Kekerasan ini mempengaruhi kinerja para pekerja. Dampak yang dialami korban pun tidak sepele, seperti mengalami trauma, gangguan psikis, tidak fokus dalam beraktivitas baik kerja di pabrik maupun di rumah hingga menurunnya kesehatan. Itulah mengapa Ratifikasi KILO 190 sangat mendesak supaya ada payung hukum yang bisa melindungi buruh dari kekerasan dan pelecehan di dunia kerja.

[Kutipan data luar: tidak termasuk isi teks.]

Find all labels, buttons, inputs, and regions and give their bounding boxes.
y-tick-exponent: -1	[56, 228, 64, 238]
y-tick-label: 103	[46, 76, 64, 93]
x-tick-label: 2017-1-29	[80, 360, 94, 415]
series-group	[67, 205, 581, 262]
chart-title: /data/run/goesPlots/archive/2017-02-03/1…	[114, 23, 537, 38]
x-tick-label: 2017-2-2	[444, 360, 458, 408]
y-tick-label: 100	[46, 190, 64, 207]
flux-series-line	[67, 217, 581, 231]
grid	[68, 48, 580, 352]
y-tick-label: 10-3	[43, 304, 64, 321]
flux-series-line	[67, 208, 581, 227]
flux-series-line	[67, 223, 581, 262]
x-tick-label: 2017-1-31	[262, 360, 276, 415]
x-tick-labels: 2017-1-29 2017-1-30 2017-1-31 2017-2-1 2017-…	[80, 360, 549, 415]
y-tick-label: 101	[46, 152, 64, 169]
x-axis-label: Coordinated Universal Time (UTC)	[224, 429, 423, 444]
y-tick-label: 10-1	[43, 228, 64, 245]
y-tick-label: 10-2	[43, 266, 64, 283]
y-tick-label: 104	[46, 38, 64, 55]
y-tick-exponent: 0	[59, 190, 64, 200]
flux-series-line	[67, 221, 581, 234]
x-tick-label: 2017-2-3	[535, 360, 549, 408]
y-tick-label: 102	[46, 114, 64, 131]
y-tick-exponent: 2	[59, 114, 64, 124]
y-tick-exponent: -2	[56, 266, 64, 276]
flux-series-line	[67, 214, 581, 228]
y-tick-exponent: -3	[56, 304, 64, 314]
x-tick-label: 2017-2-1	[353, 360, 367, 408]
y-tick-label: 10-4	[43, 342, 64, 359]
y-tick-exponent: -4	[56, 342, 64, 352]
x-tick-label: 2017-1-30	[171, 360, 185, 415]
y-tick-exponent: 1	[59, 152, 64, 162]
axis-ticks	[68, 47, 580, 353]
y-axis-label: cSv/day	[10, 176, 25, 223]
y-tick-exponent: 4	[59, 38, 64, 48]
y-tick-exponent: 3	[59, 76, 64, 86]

Bertepatan dengan peringatan Hari Buruh Internasional 2022, kami para buruh yang tergabung dalam Aliansi Stop Kekerasan di Dunia Kerja mendesak pemerintah untuk segera Meratifikasi Konvensi ILO 190 tentang Penghapusan Kekerasan dan Pelecehan di Dunia Kerja demi terwujudnya budaya kerja yang berbasis saling menghormati dan menjunjung martabat manusia.

Aliansi juga mendesak pemerintah mencabut UU Cipta Kerja khususnya klaster Ketenagakerjaan karena sangat merugikan buruh.